August Willich and the Queer Futures of Communism

Saturday, January 7, 2023: 3:30 PM
Regency Ballroom C2 (Loews Philadelphia Hotel)
Angela Zimmerman, George Washington University
This paper will focus on the life and thought of August Willich, a Queer communist who played a more prominent role than his bitter rival Karl Marx in the London exile that was the heart of the German Communist scene in the 1850s.

Fundamentally, Marx and Willich differed on the issue of revolutionary temporality. Marx still advocated the teleological stage theory of the Communist Manifesto, in which capitalism would, necessarily, overthrow itself and generate communism. During the 1848-49 revolutions he accordingly insisted that workers ally with the allegedly ‘progressive’ bourgeoisie. Willich, by contrast, like the majority of the Communist League, held that capitalism could be overthrown whenever workers gained the strength and will to do so, and they rejected the studied patience of Marx and Engels in favor of a revolutionary immediatism.

But gender and sexuality were also at the heart of their conflict, between Marx’s straight temporality and Willich’s Queer temporality. In London, Marx set up a proper household with dutiful wife, beloved children, and hired servant, and spent his days studying in the British Library. Willich, meanwhile, shared his bed with comrades in a London barracks and spent his days training for the next revolution and lounging in German communist pubs.
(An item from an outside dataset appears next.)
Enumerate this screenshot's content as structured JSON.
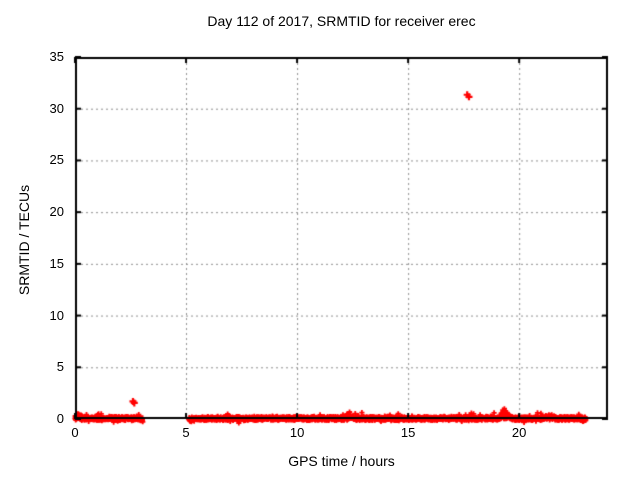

Marx attempted to ‘out’ Willich for what British law defined as “sodomy,” a crime punishable by death.

Willich and most of his comrades soon left London for the United States, where they threw themselves learned to make revolution alongside enslaved people, and formed an influential German communist bloc in the Union Army during the Civil War.

As a lover, communist, and revolutionary soldier, Willich embodied a Queer communism, eclipsed by the official Marxisms of the twentieth century, but as important for the twenty-first century as it was for the nineteenth.